Her tiyatrocu bilir, birçok oyuncu da bilir bu durumu ama nedense kimse kimseye söylemez. Kimse bundan şikâyet etmez, biri sesini yükseltip bağırmaz. Sanki herkes paronayak, bir yanlışı dile getirip söylerse gizli bir el gelip onu alır ve hiçleşir… Hoş susup piçleşmekten iyidir bu durum ama yinede susulur. Susanı adam sayarız ya ulusça ondan herhalde…

Sponsor Bağlantılar


Tiyatro salonlarını herkesin bildiği gibi büyük ölçüde belediyeler işletir. Belediyelerin bir kısmı oy kaygısıyla bu salonlarda oynayan tiyatrolardan kira almaz, bir kısmı da cüzi bir miktar para alır. Buraya kadar sorun yok gibi aslında. Kimi alır, kimi almaz, bu işleyişten kimse de rahatsız olmaz. Malum her belediye farklı bir ekonomik yapıya sahip, alınmamasını tercih ederiz ama alana da çok kızmayız.

Problem hangi tiyatronun hangi salonlarda oynayabileceği ile ilgili… Çünkü a partisinin yönettiği bir belediye salonunda oynayan tiyatro b partisinin yönettiği belediyenin salonun da oynayamaz. Oynar ama oynayamaz, görünürde hiçbir problem yok, ama eyleme gelince oynayamaz. Gidersin görüşmeye salon yetkilisiyle, boş gün yoktur, ülkem kültür patlaması yaşamaya başlamıştır ya ondan koca salonda sana verilecek bir 2 saatlik boşluk yoktur. Çünkü o boşluk sana o zihniyetle bakan, o düşünceye sahip aptal yöneticinin kafasındadır. Eee sen tiyatrosun, afişinle, broşürünle ya da gazete ilanınla hiçbir araştırmaya gerek bırakmadan kabak gibi ifşa edersin kendini. Dur bakayım hangi salonda oynamışın, heee sen oralısın. Bir nevi hemşericilik yani, Sanatın siyaset üstü bir durum olduğunu, insana dair bir eylem olduğunu anlayamadı maalesef bu geri zihniyetler.
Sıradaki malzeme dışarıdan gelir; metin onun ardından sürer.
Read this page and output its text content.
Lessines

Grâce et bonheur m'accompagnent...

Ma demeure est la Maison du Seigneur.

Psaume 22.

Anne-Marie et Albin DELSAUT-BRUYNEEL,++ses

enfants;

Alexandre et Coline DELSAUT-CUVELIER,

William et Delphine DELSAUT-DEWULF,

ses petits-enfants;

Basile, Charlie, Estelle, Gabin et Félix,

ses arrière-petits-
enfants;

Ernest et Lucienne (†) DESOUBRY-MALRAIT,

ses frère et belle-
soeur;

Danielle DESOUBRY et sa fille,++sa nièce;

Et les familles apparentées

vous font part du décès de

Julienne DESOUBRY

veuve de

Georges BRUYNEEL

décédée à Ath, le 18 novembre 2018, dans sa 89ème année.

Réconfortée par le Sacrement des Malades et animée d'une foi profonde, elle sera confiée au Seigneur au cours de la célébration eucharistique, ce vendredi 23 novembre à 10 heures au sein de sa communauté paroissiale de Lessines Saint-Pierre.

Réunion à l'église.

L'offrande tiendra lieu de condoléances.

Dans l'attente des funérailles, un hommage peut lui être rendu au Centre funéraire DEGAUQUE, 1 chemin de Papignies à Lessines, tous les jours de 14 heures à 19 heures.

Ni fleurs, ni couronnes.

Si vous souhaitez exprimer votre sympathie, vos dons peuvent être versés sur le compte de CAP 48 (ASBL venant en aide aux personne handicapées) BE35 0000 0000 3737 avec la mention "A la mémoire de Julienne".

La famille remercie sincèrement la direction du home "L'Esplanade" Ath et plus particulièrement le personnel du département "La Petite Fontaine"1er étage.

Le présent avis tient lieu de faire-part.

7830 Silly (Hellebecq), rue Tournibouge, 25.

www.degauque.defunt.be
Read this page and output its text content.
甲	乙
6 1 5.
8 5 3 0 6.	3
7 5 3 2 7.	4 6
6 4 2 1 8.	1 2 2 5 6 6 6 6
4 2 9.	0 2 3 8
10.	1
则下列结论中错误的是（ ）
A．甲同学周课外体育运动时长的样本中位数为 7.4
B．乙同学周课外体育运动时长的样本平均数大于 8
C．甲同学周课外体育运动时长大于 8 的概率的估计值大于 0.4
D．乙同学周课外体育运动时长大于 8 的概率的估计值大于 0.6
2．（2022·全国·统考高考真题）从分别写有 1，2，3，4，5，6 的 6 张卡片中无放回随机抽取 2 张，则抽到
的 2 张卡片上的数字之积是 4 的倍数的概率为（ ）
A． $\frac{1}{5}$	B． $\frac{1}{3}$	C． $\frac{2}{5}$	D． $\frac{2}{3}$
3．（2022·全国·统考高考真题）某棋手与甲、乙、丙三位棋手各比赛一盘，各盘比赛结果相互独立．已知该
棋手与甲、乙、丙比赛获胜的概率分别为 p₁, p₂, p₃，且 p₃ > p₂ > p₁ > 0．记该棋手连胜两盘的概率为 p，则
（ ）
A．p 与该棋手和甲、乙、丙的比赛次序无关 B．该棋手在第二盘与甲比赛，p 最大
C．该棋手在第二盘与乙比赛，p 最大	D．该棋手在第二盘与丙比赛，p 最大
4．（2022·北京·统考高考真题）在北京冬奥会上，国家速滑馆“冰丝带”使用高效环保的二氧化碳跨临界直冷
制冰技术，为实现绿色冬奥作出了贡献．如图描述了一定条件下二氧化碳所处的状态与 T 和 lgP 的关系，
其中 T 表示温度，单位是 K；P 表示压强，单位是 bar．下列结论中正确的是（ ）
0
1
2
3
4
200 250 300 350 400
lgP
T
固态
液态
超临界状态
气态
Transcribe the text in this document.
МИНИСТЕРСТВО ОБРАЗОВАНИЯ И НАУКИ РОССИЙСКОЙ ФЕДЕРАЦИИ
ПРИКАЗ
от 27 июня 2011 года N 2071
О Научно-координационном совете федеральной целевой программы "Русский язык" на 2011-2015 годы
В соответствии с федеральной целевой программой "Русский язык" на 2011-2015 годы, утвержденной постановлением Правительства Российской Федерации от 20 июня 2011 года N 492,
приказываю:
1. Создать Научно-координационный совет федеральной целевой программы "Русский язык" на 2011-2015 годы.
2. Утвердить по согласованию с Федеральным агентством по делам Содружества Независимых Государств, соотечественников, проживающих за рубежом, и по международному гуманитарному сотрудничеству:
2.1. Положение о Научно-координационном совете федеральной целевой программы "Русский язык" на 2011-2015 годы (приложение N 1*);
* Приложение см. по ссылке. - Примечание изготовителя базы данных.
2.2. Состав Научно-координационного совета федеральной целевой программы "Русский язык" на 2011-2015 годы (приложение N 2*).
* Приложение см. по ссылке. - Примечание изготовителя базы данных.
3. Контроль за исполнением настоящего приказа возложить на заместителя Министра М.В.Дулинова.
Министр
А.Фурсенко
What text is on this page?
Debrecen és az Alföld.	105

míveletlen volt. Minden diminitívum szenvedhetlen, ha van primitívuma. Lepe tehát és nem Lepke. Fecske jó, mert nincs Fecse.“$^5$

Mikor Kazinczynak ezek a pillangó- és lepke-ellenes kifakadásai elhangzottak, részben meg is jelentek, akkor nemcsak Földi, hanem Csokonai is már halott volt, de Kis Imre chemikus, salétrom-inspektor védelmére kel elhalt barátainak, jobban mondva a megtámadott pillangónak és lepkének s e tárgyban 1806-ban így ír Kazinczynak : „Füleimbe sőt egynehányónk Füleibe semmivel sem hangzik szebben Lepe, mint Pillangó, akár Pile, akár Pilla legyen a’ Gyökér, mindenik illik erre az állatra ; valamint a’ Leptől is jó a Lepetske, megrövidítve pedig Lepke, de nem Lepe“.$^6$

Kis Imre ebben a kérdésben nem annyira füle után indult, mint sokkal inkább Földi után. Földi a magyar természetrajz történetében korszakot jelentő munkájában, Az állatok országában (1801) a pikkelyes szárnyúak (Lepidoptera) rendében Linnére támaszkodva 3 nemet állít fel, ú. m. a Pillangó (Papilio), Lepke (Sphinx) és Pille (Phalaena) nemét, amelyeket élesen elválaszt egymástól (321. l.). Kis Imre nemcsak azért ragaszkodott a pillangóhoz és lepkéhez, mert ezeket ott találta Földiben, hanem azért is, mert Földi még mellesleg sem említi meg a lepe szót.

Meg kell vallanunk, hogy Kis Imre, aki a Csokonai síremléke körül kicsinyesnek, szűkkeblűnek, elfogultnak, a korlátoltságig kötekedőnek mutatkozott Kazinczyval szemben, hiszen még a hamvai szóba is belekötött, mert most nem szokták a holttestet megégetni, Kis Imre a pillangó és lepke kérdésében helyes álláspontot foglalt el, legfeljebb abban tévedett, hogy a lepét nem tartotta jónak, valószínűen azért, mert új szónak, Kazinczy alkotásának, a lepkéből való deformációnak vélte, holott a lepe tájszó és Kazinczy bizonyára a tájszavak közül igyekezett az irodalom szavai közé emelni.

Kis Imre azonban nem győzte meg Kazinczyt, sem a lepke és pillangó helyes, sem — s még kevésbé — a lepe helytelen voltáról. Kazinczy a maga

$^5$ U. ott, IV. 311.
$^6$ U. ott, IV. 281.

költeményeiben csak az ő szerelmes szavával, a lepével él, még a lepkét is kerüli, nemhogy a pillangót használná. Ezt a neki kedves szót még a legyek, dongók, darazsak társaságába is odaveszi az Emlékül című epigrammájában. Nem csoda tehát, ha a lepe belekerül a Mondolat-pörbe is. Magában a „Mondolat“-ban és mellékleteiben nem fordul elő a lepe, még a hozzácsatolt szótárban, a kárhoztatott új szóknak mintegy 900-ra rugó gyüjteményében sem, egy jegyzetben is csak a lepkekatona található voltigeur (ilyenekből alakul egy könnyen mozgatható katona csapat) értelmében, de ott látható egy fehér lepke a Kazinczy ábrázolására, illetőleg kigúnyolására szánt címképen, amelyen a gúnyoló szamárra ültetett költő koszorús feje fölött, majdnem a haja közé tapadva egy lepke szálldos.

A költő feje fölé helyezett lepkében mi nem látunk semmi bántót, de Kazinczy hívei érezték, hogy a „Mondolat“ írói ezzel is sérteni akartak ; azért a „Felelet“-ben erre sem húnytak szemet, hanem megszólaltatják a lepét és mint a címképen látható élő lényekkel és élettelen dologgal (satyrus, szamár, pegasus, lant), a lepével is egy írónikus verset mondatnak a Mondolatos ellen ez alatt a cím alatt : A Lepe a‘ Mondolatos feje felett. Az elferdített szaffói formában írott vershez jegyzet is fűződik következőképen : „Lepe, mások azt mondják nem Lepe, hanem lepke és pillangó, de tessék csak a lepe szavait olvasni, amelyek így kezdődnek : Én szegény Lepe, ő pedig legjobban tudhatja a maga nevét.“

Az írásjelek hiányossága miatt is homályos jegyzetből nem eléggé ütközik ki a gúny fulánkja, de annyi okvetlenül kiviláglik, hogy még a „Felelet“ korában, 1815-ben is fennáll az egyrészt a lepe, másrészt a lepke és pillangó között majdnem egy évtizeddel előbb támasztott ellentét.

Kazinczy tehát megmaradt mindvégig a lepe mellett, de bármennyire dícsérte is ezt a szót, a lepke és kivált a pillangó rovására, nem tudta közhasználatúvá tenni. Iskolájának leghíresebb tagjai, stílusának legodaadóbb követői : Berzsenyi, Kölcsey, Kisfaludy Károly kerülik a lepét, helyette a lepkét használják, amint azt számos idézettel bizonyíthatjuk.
İşin en kötü yanlarından biri de en ummadığınız, en daha çağdaş, en daha yenilikçi ve sizi anlamaya yakın zannedeceğiniz partilerde aynı fikirde. A partiliysen bizden, b partiliysen onlardansın… Böyle kokuşmuş, çürümüş sığ düşünce biçimi olur mu? Böyle bir zihniyetin kucağına oturulur mu? Yazık ki neredeyse tüm tiyatrolar o kucakta pışpışlanıyor… Bu saçma korku yüzünden belki o sahne verilse kendisine, acaba orada oynarsam burada oynamam problem olurmu paronayası bile yaşıyor.

Tabi bu durumu çözecek olan ne seyirci, ne de belediyeler, elbette ki tiyatrolar. Bir tek bununla bitmiyor sorun, daha yüzlercesi var. İlan vermekten sahne programına kadar. Ama çözemeyiz tabi, egolarımız buna müsaade etmez. Herkes daha iyi olduğunu düşündürmenin peşinde. Bencillik diz boyu, bir arada olunabilen ve aynı duygunun yaşanabildiği yegâne alan cami avlusu. Bir dernek kurulur, hemen yönetimdekiler kendi çıkarlarını gözetmeye başlar… Diğerleri küser, kızar…   

Başkada çare yok, başkalarına tahammül etmektense birbirimize tahammül etmeyi yeğleyeceğiz. Ya da her seçim döneminde yeni oturacağımız kucağı seçeceğiz. Kimseye korsan tiyatro demeden, yenileri yok saymadan, eksik olanları aşağılamadan, onlara yardımcı olup yol göstererek birbirimizi desteklemeli ve aynı sahnede tepinmeliyiz.